Am 2. Juli 2026 durfte die 11. Jahrgangsstufe des HCA einen besonderen Gast begrüßen. Der DDR-Zeitzeuge Mario Röllig nahm in einem eindrucksvollen Vortrag die Schülerinnen und Schüler mit auf eine Reise in sein bewegtes Leben in der DDR.
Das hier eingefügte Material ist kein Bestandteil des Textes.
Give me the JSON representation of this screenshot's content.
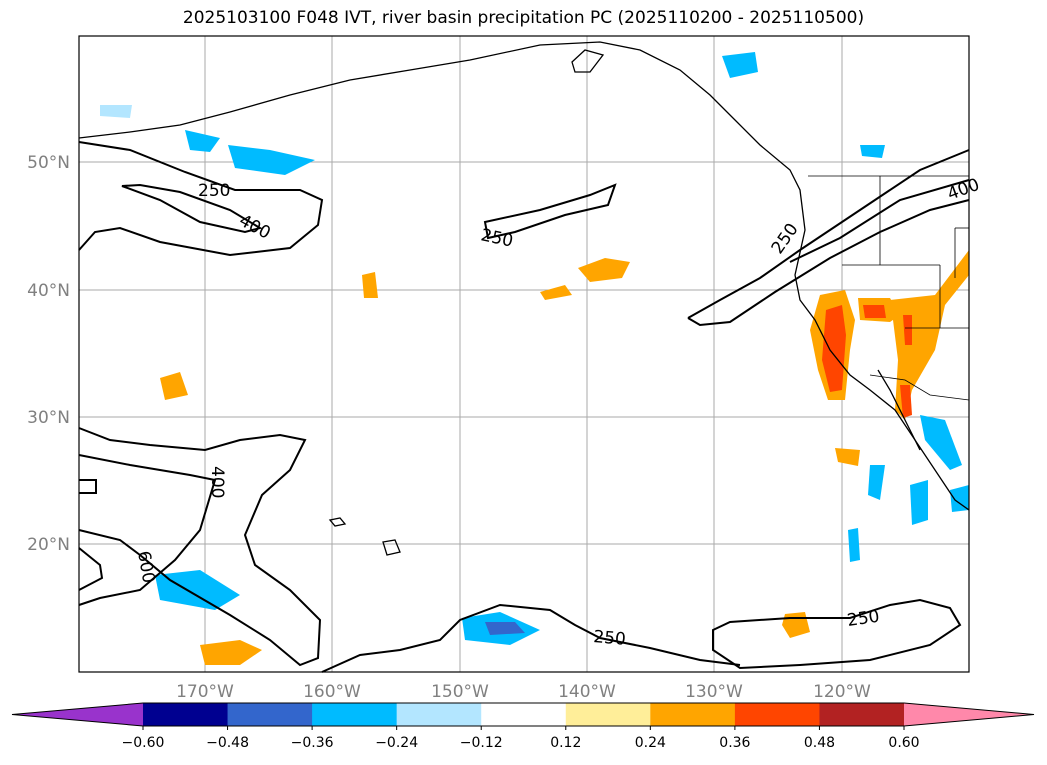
{
  "title": "2025103100 F048 IVT, river basin precipitation PC (2025110200 - 2025110500)",
  "map": {
    "lat_labels": [
      "50°N",
      "40°N",
      "30°N",
      "20°N"
    ],
    "lon_labels": [
      "170°W",
      "160°W",
      "150°W",
      "140°W",
      "130°W",
      "120°W"
    ],
    "contour_labels": [
      "250",
      "400",
      "250",
      "250",
      "400",
      "400",
      "600",
      "250",
      "250"
    ]
  },
  "colorbar": {
    "colors": [
      "#9933cc",
      "#000090",
      "#3366cc",
      "#00bbff",
      "#b3e6ff",
      "#ffffff",
      "#ffee99",
      "#ffa500",
      "#ff4500",
      "#b22222",
      "#ff88aa"
    ],
    "ticks": [
      "−0.60",
      "−0.48",
      "−0.36",
      "−0.24",
      "−0.12",
      "0.12",
      "0.24",
      "0.36",
      "0.48",
      "0.60"
    ]
  },
  "legend": {
    "colors": {
      "land_line": "#000000",
      "grid": "#aaaaaa",
      "contour": "#000000"
    }
  }
}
Röllig schilderte zunächst seinen Alltag in einem Staat, in dem Freiheit und Selbstbestimmung keine Selbstverständlichkeit waren. Beispielsweise wurde er bereits in der ersten Klasse vor der gesamten Schule getadelt, weil er ein T-Shirt von Franz Beckenbauer trug, das ihm Verwandte aus Westdeutschland zur Einschulung geschenkt hatten. Anhand vieler persönlicher Erlebnisse zeigte er, wie engmaschig Überwachung, Kontrolle und politische Einflussnahme das Leben vieler Menschen bestimmten. Besonders bewegend berichtete er von seinem gescheiterten Fluchtversuch im Jahr 1987. Auf der Flucht in den Westen wurde er an der ungarisch-jugoslawischen Grenze verhaftet und anschließend in das Untersuchungsgefängnis Hohenschönhausen der Staatssicherheit gebracht. Seine Schilderungen der langen Verhöre, der Isolation und der psychischen Belastungen ließen die Schülerinnen und Schüler spüren, welche Folgen ein Leben in einer Diktatur für den Einzelnen haben konnte. Mario Röllig betonte, dass die Erfahrungen Spuren hinterlassen haben. Seine Tätigkeit als Zeitzeuge in Hohenschönhausen und an vielen Schulen helfe ihm dabei, mit dem Erlebten umzugehen.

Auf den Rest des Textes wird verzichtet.